Authentic Pho

Perhaps it was seeing a recent Pho recipe posted by my friend and neighbor Alexis in New York City, or maybe the impending visit with my long-lost best friend Arian, otherwise known as my little Pho junkie, or it could have been the nostalgia I have been feeling of our honeymoon in Southeast Asia that has had me craving a good authentic Pho as of late.  Whatever it may have been, I was inspired.

Dining along the Mekong, the river which divides Vietnam and Laos.

I set out to find a good recipe, but what I found were many!  I would find the cooking method best with one, the selection of garnishes with another, and a variety of broths across the board.  I therefore gathered what I thought was the best from all parts and put them together to create what I assessed as the ultimate Pho.

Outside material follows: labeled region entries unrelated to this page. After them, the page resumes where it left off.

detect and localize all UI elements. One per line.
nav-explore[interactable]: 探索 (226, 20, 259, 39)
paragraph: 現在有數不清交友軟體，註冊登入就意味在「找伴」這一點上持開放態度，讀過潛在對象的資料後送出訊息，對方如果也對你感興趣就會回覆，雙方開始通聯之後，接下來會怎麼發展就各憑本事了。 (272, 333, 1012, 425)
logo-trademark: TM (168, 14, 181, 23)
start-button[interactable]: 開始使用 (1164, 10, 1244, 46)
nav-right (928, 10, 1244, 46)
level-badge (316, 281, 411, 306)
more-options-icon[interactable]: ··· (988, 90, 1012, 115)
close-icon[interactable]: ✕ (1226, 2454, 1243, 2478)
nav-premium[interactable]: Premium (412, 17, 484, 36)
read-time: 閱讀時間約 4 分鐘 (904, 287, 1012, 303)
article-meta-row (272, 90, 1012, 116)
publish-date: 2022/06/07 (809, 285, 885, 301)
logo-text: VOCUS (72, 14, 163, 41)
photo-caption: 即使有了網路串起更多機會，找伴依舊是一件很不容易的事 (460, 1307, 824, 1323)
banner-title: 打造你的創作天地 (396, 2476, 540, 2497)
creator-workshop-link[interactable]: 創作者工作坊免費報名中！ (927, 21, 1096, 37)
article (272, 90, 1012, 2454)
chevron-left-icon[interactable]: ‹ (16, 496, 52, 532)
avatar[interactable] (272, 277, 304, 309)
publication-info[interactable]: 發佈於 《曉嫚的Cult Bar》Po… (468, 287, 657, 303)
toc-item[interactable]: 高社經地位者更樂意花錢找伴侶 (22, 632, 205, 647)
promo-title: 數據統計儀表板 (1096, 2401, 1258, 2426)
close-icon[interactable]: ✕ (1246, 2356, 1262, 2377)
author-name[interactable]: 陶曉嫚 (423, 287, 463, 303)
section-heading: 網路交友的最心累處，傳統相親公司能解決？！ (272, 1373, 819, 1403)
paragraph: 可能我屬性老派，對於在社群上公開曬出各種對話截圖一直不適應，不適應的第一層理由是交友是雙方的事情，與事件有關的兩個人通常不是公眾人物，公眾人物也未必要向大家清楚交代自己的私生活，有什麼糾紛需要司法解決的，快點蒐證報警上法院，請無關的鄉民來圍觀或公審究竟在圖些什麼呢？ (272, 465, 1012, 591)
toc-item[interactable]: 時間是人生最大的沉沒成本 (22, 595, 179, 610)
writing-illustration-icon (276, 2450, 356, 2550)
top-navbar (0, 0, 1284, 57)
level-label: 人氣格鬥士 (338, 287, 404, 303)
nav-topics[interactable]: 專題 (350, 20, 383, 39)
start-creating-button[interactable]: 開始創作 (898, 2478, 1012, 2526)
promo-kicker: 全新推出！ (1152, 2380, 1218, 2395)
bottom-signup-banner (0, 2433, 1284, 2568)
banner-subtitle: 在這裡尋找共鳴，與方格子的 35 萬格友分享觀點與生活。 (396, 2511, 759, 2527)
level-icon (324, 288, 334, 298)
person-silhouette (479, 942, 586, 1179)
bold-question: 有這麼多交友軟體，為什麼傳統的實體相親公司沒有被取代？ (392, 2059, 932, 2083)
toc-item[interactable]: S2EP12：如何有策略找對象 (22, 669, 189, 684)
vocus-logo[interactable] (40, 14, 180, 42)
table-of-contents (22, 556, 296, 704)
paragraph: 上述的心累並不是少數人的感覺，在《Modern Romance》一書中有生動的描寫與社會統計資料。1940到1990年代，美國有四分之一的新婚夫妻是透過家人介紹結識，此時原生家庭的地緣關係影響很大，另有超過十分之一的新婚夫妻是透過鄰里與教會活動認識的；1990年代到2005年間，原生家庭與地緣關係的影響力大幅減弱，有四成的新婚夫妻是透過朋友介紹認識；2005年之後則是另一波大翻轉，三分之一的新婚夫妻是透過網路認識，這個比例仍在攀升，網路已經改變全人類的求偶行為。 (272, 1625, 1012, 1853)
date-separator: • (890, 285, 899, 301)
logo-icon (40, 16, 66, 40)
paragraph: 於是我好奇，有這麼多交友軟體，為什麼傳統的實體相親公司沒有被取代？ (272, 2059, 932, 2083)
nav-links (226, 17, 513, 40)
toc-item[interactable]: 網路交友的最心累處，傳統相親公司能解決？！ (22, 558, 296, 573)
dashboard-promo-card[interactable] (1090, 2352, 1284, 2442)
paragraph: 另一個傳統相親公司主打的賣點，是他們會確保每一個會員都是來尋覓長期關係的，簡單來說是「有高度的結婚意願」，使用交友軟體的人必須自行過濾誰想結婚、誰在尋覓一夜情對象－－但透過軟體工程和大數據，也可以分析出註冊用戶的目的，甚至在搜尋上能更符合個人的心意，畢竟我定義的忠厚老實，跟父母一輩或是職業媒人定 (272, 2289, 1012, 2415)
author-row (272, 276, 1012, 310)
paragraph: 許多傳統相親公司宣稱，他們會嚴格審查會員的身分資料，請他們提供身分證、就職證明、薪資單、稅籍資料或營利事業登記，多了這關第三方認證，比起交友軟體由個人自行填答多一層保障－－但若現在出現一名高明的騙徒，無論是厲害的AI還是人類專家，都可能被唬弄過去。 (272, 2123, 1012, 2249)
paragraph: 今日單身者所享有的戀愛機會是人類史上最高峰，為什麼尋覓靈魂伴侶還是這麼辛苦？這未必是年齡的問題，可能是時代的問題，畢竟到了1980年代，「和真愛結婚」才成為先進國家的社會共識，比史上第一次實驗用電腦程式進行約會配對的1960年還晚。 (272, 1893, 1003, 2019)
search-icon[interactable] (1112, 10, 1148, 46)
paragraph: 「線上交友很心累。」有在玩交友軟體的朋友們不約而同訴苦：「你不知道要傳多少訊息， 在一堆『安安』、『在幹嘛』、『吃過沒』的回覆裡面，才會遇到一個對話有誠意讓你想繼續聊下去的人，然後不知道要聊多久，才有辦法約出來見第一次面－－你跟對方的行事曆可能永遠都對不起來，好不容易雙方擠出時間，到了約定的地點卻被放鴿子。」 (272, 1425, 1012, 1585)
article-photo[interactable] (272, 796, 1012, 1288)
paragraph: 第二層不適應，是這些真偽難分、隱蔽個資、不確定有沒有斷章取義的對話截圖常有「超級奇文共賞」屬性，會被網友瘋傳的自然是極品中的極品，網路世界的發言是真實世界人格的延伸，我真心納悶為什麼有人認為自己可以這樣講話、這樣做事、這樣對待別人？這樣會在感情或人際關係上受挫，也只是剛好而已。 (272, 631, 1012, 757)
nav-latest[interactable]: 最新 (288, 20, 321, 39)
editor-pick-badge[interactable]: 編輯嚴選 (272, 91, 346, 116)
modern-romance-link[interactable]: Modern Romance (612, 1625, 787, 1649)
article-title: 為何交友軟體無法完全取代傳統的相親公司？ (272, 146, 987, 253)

The origin of Pho is said to have arrived with the French when they came to rule Vietnam.  Taken from the French word “feu” (fire), or “pot of feu” (French beef stew), it is a delicious, spicy soup that is sure to clear your sinuses.  Filled with rice noodles, beef and a variety of garnishes, it is sure to pleasantly surprise those who have never previously indulged, and will continue to satisfy those who have already had the pleasure of doing so.

Two of the many beautiful children we encountered upon visiting an indigenous village along the Mekong.


Authentic Pho


Prep. Time: 20 mins.

Cook Time: 8 hrs.                                 

Serves: 4 people



  1. Heat the broiler. Line a baking sheet with foil.
  2. Arrange the onion slices and ginger on the baking sheet pan and brush with the oil. Broil until charred in spots, about 10 minutes.
  3. Place ribs, onion, ginger, salt, star anise, and fish sauce in a large stockpot and cover with 4 quarts of water. Bring to a boil and reduce heat to low. Simmer on low for 6 to 10 hours. Strain the broth into a saucepan and set aside.
  4. Place rice noodles in large bowl filled with room temperature water and allow to soak for 1 hour. Bring a large pot of water to a boil and after the noodles have soaked, place them in the boiling water for 1 minute. Bring stock to a simmer.
  5. Slice the meat into bite-size pieces. Portion out the noodles and top with sirloin, cilantro, and green onion among 4 large soup bowls. Ladle the hot broth into the bowls, warming the noodles and meat. Serve with the garnishes.

    Sailing our traditional wooden boat down the Mekong River along with our guide, a journey which lasted the entirety of two days, stopping at villages and historical sites along the way.